Not everyone is unhappy at the fall of Ms Hogg, the daughter and granddaughter of Tory ministers and viscounts. Says an anti-Osborne Tory MP: “Lectures from George and the Hoggs about diversity? Forgive me if I burst out laughing.”
Her family background is not Ms Hogg’s fault, of course. But within Threadneedle Street, her memos on the need to avoid hiring yet more pale, stale males were not universally popular, especially among pale males — stale or otherwise.
The upshot is that the Bank finds itself under fire at a critical moment, just when it should be preparing for the challenges and opportunities for national renewal presented by Brexit.
The Hogg saga will also bring forward discussion about Mr Carney’s successor and what kind of governor is needed. He leaves in June 2019, months after Brexit.
The Bank needs to reinvent itself and reconnect with Britain
Among the ranks of the other deputy governors is Sir Jon Cunliffe, a Treasury veteran in that institution’s moderately Eurosceptic mould who now oversees the financial stability function at the Bank. Andrew Bailey, a Bank lifer now running the Financial Conduct Authority, has a wide range of experience and is also moderately Eurosceptic.

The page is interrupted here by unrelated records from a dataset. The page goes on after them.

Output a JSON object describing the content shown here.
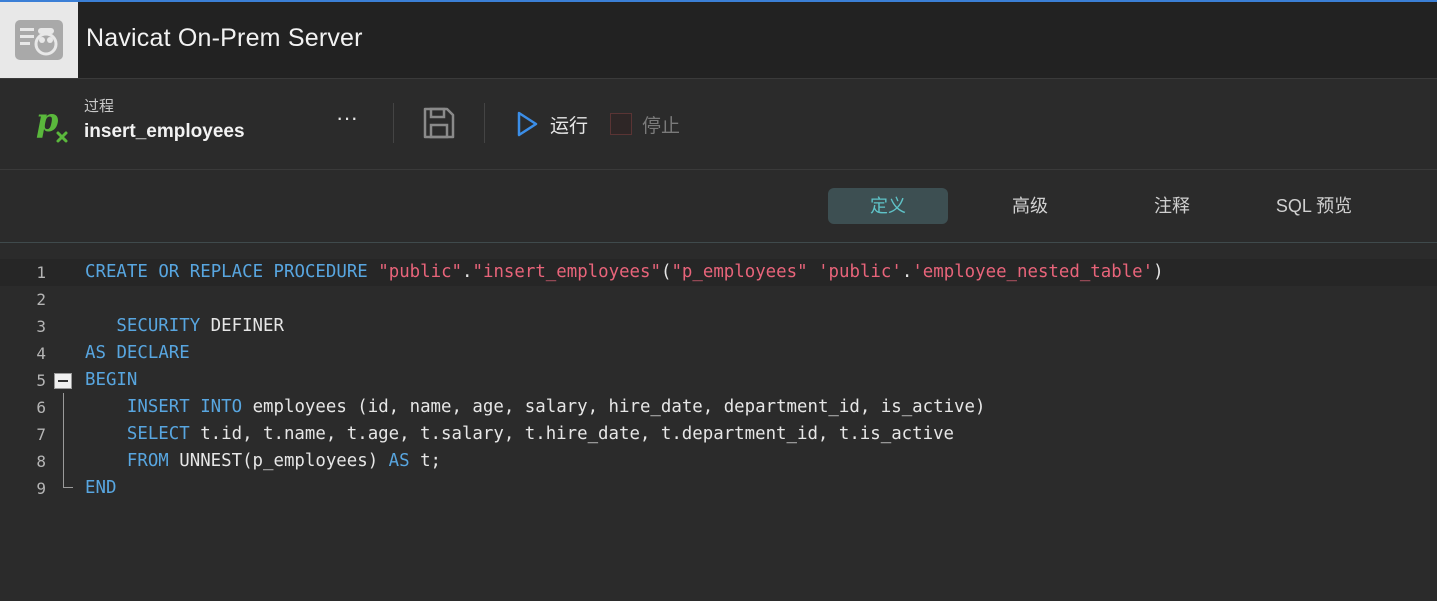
{
  "window": {
    "title": "Navicat On-Prem Server"
  },
  "toolbar": {
    "object_type": "过程",
    "object_name": "insert_employees",
    "more_label": "···",
    "run_label": "运行",
    "stop_label": "停止"
  },
  "tabs": [
    {
      "label": "定义",
      "active": true
    },
    {
      "label": "高级",
      "active": false
    },
    {
      "label": "注释",
      "active": false
    },
    {
      "label": "SQL 预览",
      "active": false
    }
  ],
  "colors": {
    "accent": "#3b7fd6",
    "keyword": "#58a6e0",
    "string": "#e8647a",
    "tab_active_text": "#5fc3c8",
    "proc_icon": "#5ab83c"
  },
  "editor": {
    "line_numbers": [
      "1",
      "2",
      "3",
      "4",
      "5",
      "6",
      "7",
      "8",
      "9"
    ],
    "lines": [
      [
        {
          "t": "kw",
          "v": "CREATE"
        },
        {
          "t": "p",
          "v": " "
        },
        {
          "t": "kw",
          "v": "OR"
        },
        {
          "t": "p",
          "v": " "
        },
        {
          "t": "kw",
          "v": "REPLACE"
        },
        {
          "t": "p",
          "v": " "
        },
        {
          "t": "kw",
          "v": "PROCEDURE"
        },
        {
          "t": "p",
          "v": " "
        },
        {
          "t": "str",
          "v": "\"public\""
        },
        {
          "t": "p",
          "v": "."
        },
        {
          "t": "str",
          "v": "\"insert_employees\""
        },
        {
          "t": "p",
          "v": "("
        },
        {
          "t": "str",
          "v": "\"p_employees\""
        },
        {
          "t": "p",
          "v": " "
        },
        {
          "t": "str",
          "v": "'public'"
        },
        {
          "t": "p",
          "v": "."
        },
        {
          "t": "str",
          "v": "'employee_nested_table'"
        },
        {
          "t": "p",
          "v": ")"
        }
      ],
      [],
      [
        {
          "t": "p",
          "v": "   "
        },
        {
          "t": "kw",
          "v": "SECURITY"
        },
        {
          "t": "p",
          "v": " DEFINER"
        }
      ],
      [
        {
          "t": "kw",
          "v": "AS"
        },
        {
          "t": "p",
          "v": " "
        },
        {
          "t": "kw",
          "v": "DECLARE"
        }
      ],
      [
        {
          "t": "kw",
          "v": "BEGIN"
        }
      ],
      [
        {
          "t": "p",
          "v": "    "
        },
        {
          "t": "kw",
          "v": "INSERT"
        },
        {
          "t": "p",
          "v": " "
        },
        {
          "t": "kw",
          "v": "INTO"
        },
        {
          "t": "p",
          "v": " employees (id, name, age, salary, hire_date, department_id, is_active)"
        }
      ],
      [
        {
          "t": "p",
          "v": "    "
        },
        {
          "t": "kw",
          "v": "SELECT"
        },
        {
          "t": "p",
          "v": " t.id, t.name, t.age, t.salary, t.hire_date, t.department_id, t.is_active"
        }
      ],
      [
        {
          "t": "p",
          "v": "    "
        },
        {
          "t": "kw",
          "v": "FROM"
        },
        {
          "t": "p",
          "v": " UNNEST(p_employees) "
        },
        {
          "t": "kw",
          "v": "AS"
        },
        {
          "t": "p",
          "v": " t;"
        }
      ],
      [
        {
          "t": "kw",
          "v": "END"
        }
      ]
    ]
  }
}
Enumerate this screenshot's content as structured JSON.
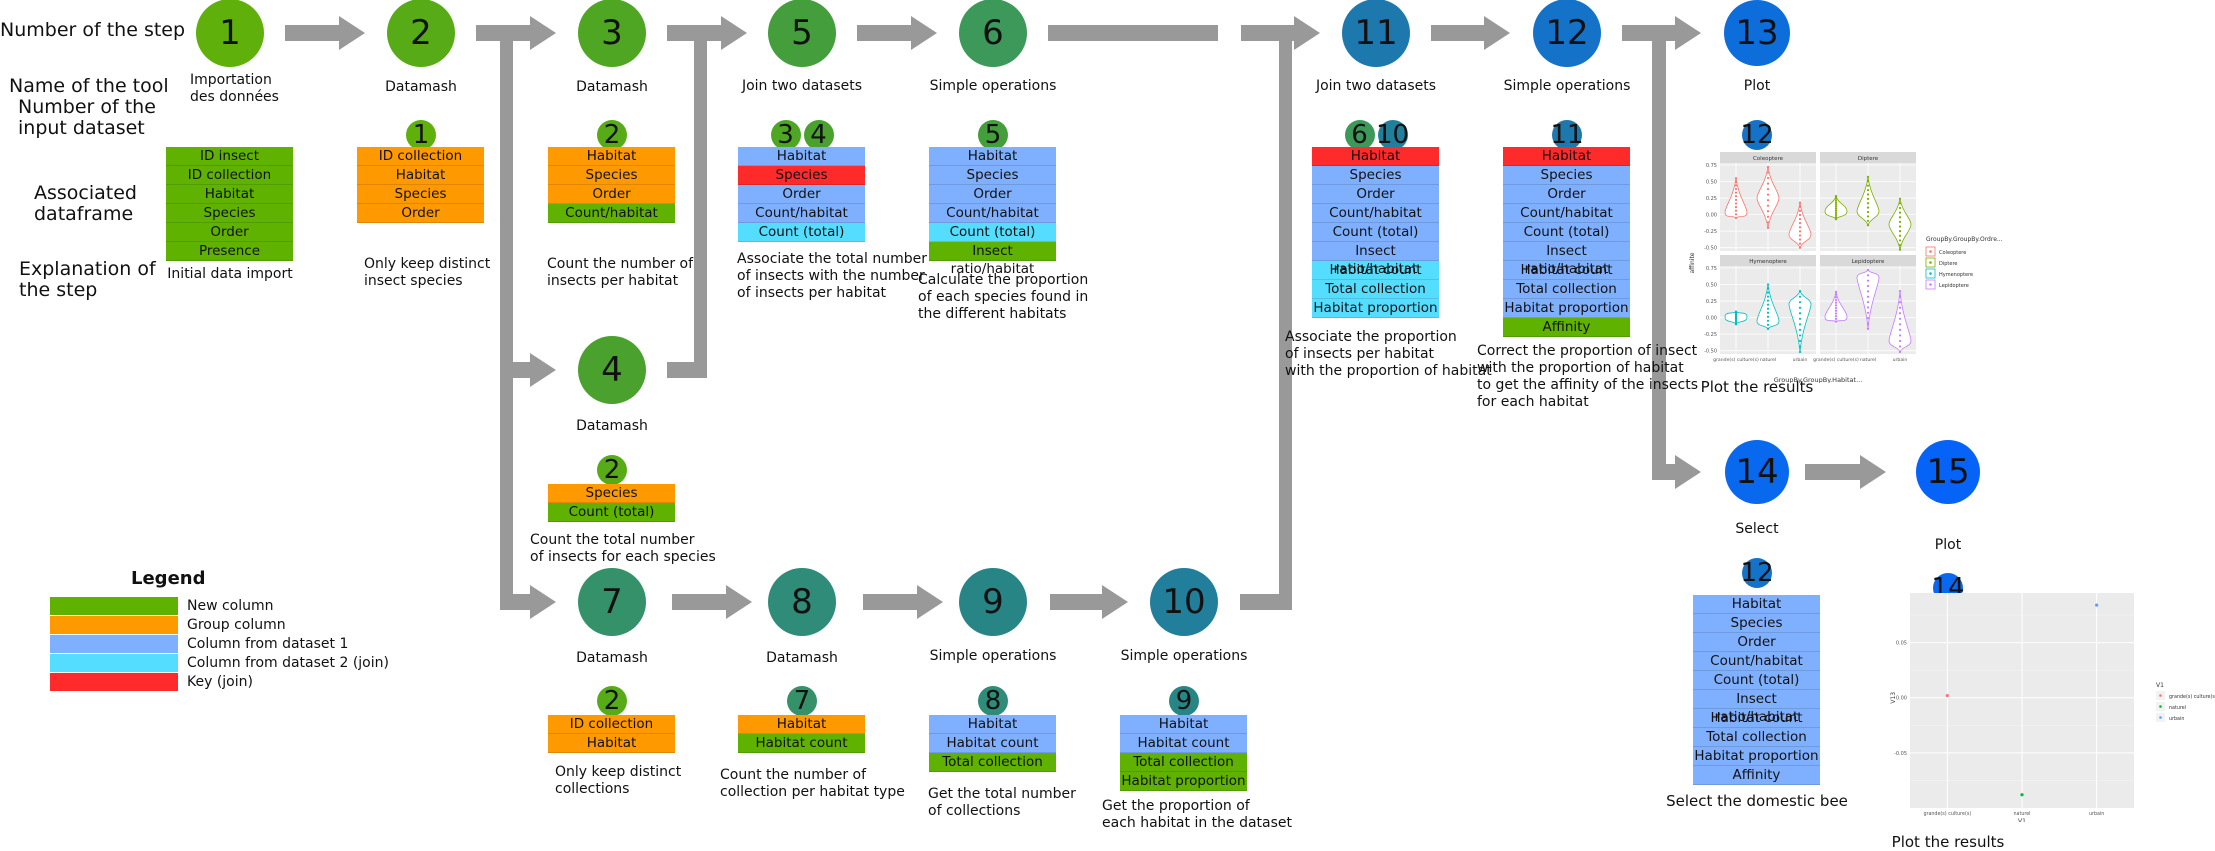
{
  "row_labels": {
    "step_number": "Number of the step",
    "tool_name": "Name of the tool",
    "input_dataset": "Number of the\ninput dataset",
    "dataframe": "Associated\ndataframe",
    "explanation": "Explanation of\nthe step"
  },
  "colors": {
    "new_column": "#5fb200",
    "group_column": "#ff9900",
    "dataset1": "#7fb0ff",
    "dataset2": "#55ddff",
    "key": "#ff2a2a",
    "arrow": "#999999"
  },
  "legend": {
    "title": "Legend",
    "items": [
      {
        "label": "New column",
        "type": "new_column"
      },
      {
        "label": "Group column",
        "type": "group_column"
      },
      {
        "label": "Column from dataset 1",
        "type": "dataset1"
      },
      {
        "label": "Column from dataset 2 (join)",
        "type": "dataset2"
      },
      {
        "label": "Key (join)",
        "type": "key"
      }
    ]
  },
  "steps": [
    {
      "id": "1",
      "color": "#5fb00a",
      "tool": "Importation\ndes données",
      "inputs": [],
      "columns": [
        [
          "ID insect",
          "new_column"
        ],
        [
          "ID collection",
          "new_column"
        ],
        [
          "Habitat",
          "new_column"
        ],
        [
          "Species",
          "new_column"
        ],
        [
          "Order",
          "new_column"
        ],
        [
          "Presence",
          "new_column"
        ]
      ],
      "explanation": "Initial data import"
    },
    {
      "id": "2",
      "color": "#57ab16",
      "tool": "Datamash",
      "inputs": [
        {
          "id": "1",
          "color": "#5fb00a"
        }
      ],
      "columns": [
        [
          "ID collection",
          "group_column"
        ],
        [
          "Habitat",
          "group_column"
        ],
        [
          "Species",
          "group_column"
        ],
        [
          "Order",
          "group_column"
        ]
      ],
      "explanation": "Only keep distinct\ninsect species"
    },
    {
      "id": "3",
      "color": "#4fa623",
      "tool": "Datamash",
      "inputs": [
        {
          "id": "2",
          "color": "#57ab16"
        }
      ],
      "columns": [
        [
          "Habitat",
          "group_column"
        ],
        [
          "Species",
          "group_column"
        ],
        [
          "Order",
          "group_column"
        ],
        [
          "Count/habitat",
          "new_column"
        ]
      ],
      "explanation": "Count the number of\ninsects per habitat"
    },
    {
      "id": "4",
      "color": "#4aa12e",
      "tool": "Datamash",
      "inputs": [
        {
          "id": "2",
          "color": "#57ab16"
        }
      ],
      "columns": [
        [
          "Species",
          "group_column"
        ],
        [
          "Count (total)",
          "new_column"
        ]
      ],
      "explanation": "Count the total number\nof insects for each species"
    },
    {
      "id": "5",
      "color": "#449e3b",
      "tool": "Join two datasets",
      "inputs": [
        {
          "id": "3",
          "color": "#4fa623"
        },
        {
          "id": "4",
          "color": "#4aa12e"
        }
      ],
      "columns": [
        [
          "Habitat",
          "dataset1"
        ],
        [
          "Species",
          "key"
        ],
        [
          "Order",
          "dataset1"
        ],
        [
          "Count/habitat",
          "dataset1"
        ],
        [
          "Count (total)",
          "dataset2"
        ]
      ],
      "explanation": "Associate the total number\nof insects with the number\nof insects per habitat"
    },
    {
      "id": "6",
      "color": "#3c995a",
      "tool": "Simple operations",
      "inputs": [
        {
          "id": "5",
          "color": "#449e3b"
        }
      ],
      "columns": [
        [
          "Habitat",
          "dataset1"
        ],
        [
          "Species",
          "dataset1"
        ],
        [
          "Order",
          "dataset1"
        ],
        [
          "Count/habitat",
          "dataset1"
        ],
        [
          "Count (total)",
          "dataset2"
        ],
        [
          "Insect ratio/habitat",
          "new_column"
        ]
      ],
      "explanation": "Calculate the proportion\nof each species found in\nthe different habitats"
    },
    {
      "id": "7",
      "color": "#349169",
      "tool": "Datamash",
      "inputs": [
        {
          "id": "2",
          "color": "#57ab16"
        }
      ],
      "columns": [
        [
          "ID collection",
          "group_column"
        ],
        [
          "Habitat",
          "group_column"
        ]
      ],
      "explanation": "Only keep distinct\ncollections"
    },
    {
      "id": "8",
      "color": "#2e8c78",
      "tool": "Datamash",
      "inputs": [
        {
          "id": "7",
          "color": "#349169"
        }
      ],
      "columns": [
        [
          "Habitat",
          "group_column"
        ],
        [
          "Habitat count",
          "new_column"
        ]
      ],
      "explanation": "Count the number of\ncollection per habitat type"
    },
    {
      "id": "9",
      "color": "#288586",
      "tool": "Simple operations",
      "inputs": [
        {
          "id": "8",
          "color": "#2e8c78"
        }
      ],
      "columns": [
        [
          "Habitat",
          "dataset1"
        ],
        [
          "Habitat count",
          "dataset1"
        ],
        [
          "Total collection",
          "new_column"
        ]
      ],
      "explanation": "Get the total number\nof collections"
    },
    {
      "id": "10",
      "color": "#217f9c",
      "tool": "Simple operations",
      "inputs": [
        {
          "id": "9",
          "color": "#288586"
        }
      ],
      "columns": [
        [
          "Habitat",
          "dataset1"
        ],
        [
          "Habitat count",
          "dataset1"
        ],
        [
          "Total collection",
          "new_column"
        ],
        [
          "Habitat proportion",
          "new_column"
        ]
      ],
      "explanation": "Get the proportion of\neach habitat in the dataset"
    },
    {
      "id": "11",
      "color": "#1c78ad",
      "tool": "Join two datasets",
      "inputs": [
        {
          "id": "6",
          "color": "#3c995a"
        },
        {
          "id": "10",
          "color": "#217f9c"
        }
      ],
      "columns": [
        [
          "Habitat",
          "key"
        ],
        [
          "Species",
          "dataset1"
        ],
        [
          "Order",
          "dataset1"
        ],
        [
          "Count/habitat",
          "dataset1"
        ],
        [
          "Count (total)",
          "dataset1"
        ],
        [
          "Insect ratio/habitat",
          "dataset1"
        ],
        [
          "Habitat count",
          "dataset2"
        ],
        [
          "Total collection",
          "dataset2"
        ],
        [
          "Habitat proportion",
          "dataset2"
        ]
      ],
      "explanation": "Associate the proportion\nof insects per habitat\nwith the proportion of habitat"
    },
    {
      "id": "12",
      "color": "#1473c9",
      "tool": "Simple operations",
      "inputs": [
        {
          "id": "11",
          "color": "#1c78ad"
        }
      ],
      "columns": [
        [
          "Habitat",
          "key"
        ],
        [
          "Species",
          "dataset1"
        ],
        [
          "Order",
          "dataset1"
        ],
        [
          "Count/habitat",
          "dataset1"
        ],
        [
          "Count (total)",
          "dataset1"
        ],
        [
          "Insect ratio/habitat",
          "dataset1"
        ],
        [
          "Habitat count",
          "dataset1"
        ],
        [
          "Total collection",
          "dataset1"
        ],
        [
          "Habitat proportion",
          "dataset1"
        ],
        [
          "Affinity",
          "new_column"
        ]
      ],
      "explanation": "Correct the proportion of insect\nwith the proportion of habitat\nto get the affinity of the insects\nfor each habitat"
    },
    {
      "id": "13",
      "color": "#0d6ddb",
      "tool": "Plot",
      "inputs": [
        {
          "id": "12",
          "color": "#1473c9"
        }
      ],
      "columns": [],
      "explanation": "Plot the results"
    },
    {
      "id": "14",
      "color": "#0868ee",
      "tool": "Select",
      "inputs": [
        {
          "id": "12",
          "color": "#1473c9"
        }
      ],
      "columns": [
        [
          "Habitat",
          "dataset1"
        ],
        [
          "Species",
          "dataset1"
        ],
        [
          "Order",
          "dataset1"
        ],
        [
          "Count/habitat",
          "dataset1"
        ],
        [
          "Count (total)",
          "dataset1"
        ],
        [
          "Insect ratio/habitat",
          "dataset1"
        ],
        [
          "Habitat count",
          "dataset1"
        ],
        [
          "Total collection",
          "dataset1"
        ],
        [
          "Habitat proportion",
          "dataset1"
        ],
        [
          "Affinity",
          "dataset1"
        ]
      ],
      "explanation": "Select the domestic bee"
    },
    {
      "id": "15",
      "color": "#0563f8",
      "tool": "Plot",
      "inputs": [
        {
          "id": "14",
          "color": "#0868ee"
        }
      ],
      "columns": [],
      "explanation": "Plot the results"
    }
  ],
  "chart_data": [
    {
      "type": "violin",
      "title": "",
      "xlabel": "GroupBy.GroupBy.Habitat...",
      "ylabel": "affinite",
      "ylim": [
        -0.55,
        0.78
      ],
      "yticks": [
        "-0.50",
        "-0.25",
        "0.00",
        "0.25",
        "0.50",
        "0.75"
      ],
      "ytick_values": [
        -0.5,
        -0.25,
        0,
        0.25,
        0.5,
        0.75
      ],
      "categories": [
        "grande(s) culture(s)",
        "naturel",
        "urbain"
      ],
      "legend_title": "GroupBy.GroupBy.Ordre...",
      "legend_position": "right",
      "panels": [
        {
          "name": "Coleoptere",
          "color": "#f8766d",
          "ranges": [
            [
              -0.05,
              0.55,
              0.03
            ],
            [
              -0.2,
              0.72,
              0.25
            ],
            [
              -0.5,
              0.18,
              -0.3
            ]
          ]
        },
        {
          "name": "Diptere",
          "color": "#7cae00",
          "ranges": [
            [
              -0.07,
              0.28,
              0.05
            ],
            [
              -0.16,
              0.57,
              0.05
            ],
            [
              -0.53,
              0.24,
              -0.15
            ]
          ]
        },
        {
          "name": "Hymenoptere",
          "color": "#00bfc4",
          "ranges": [
            [
              -0.1,
              0.09,
              0.01
            ],
            [
              -0.17,
              0.5,
              -0.05
            ],
            [
              -0.52,
              0.4,
              0.2
            ]
          ]
        },
        {
          "name": "Lepidoptere",
          "color": "#c77cff",
          "ranges": [
            [
              -0.06,
              0.39,
              0.01
            ],
            [
              -0.17,
              0.72,
              0.6
            ],
            [
              -0.52,
              0.4,
              -0.35
            ]
          ]
        }
      ]
    },
    {
      "type": "scatter",
      "title": "",
      "xlabel": "V1",
      "ylabel": "V13",
      "ylim": [
        -0.1,
        0.095
      ],
      "yticks": [
        "-0.05",
        "0.00",
        "0.05"
      ],
      "ytick_values": [
        -0.05,
        0,
        0.05
      ],
      "categories": [
        "grande(s) culture(s)",
        "naturel",
        "urbain"
      ],
      "legend_title": "V1",
      "legend_position": "right",
      "points": [
        {
          "x": "grande(s) culture(s)",
          "y": 0.002,
          "color": "#f8766d"
        },
        {
          "x": "naturel",
          "y": -0.088,
          "color": "#00ba38"
        },
        {
          "x": "urbain",
          "y": 0.084,
          "color": "#619cff"
        }
      ]
    }
  ]
}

The prime minister may have other ideas on candidates, and she is determined to appoint women when she can and to look for policy that appeals outside the Square Mile.
Male or female, what really matters is that the next governor approaches Brexit with the right attitude. Mr Carney’s doom-laden warnings about the consequences of leaving the EU, which became an important part of Project Fear during the referendum campaign, have cast a shadow over his remaining years in office. Mr Carney has since recanted, but his successor must be able to set a confident pro-Brexit course into the 2020s and grapple with monetary policy in an economy that will probably have higher inflation, not to mention a continuing squeeze on wages.
Ever since the reinvention of high finance in the 1980s, and during its recent Davos-man phase, the Bank has too often given the impression that it is insufficiently attentive to the needs of the pro-Brexit regions and nations outside London.
The Bank’s chief economist Andrew Haldane, as usual ahead of the game, addressed this problem in a speech last December in his native northeast. If the productivity gap between the successful richer and struggling poorer regions of the country could be closed, it would boost British growth.
The Bank used to have a more extensive network of regional offices, feeding intelligence back about the economy to the centre, but has allowed them to wither. There is scope to revive it, in the process reinventing a historical institution and reconnecting it with Britain.
That soubriquet “The Old Lady of Threadneedle Street” is thought to date back to the early 19th-century tale of the grief-stricken Sarah Whitehead, who turned up every day looking for her brother, a Bank employee, after he was supposedly executed for fraud. Bank officials paid her to stop visiting Threadneedle Street, and on her death the legend developed that her ghost haunts the place.
There is no reason to be spooked now. Charlotte Hogg would not have been the right choice for governor. Her departure is the ideal opportunity to set up a race for the succession and to identify someone who can help to shape Britain’s economy after Brexit.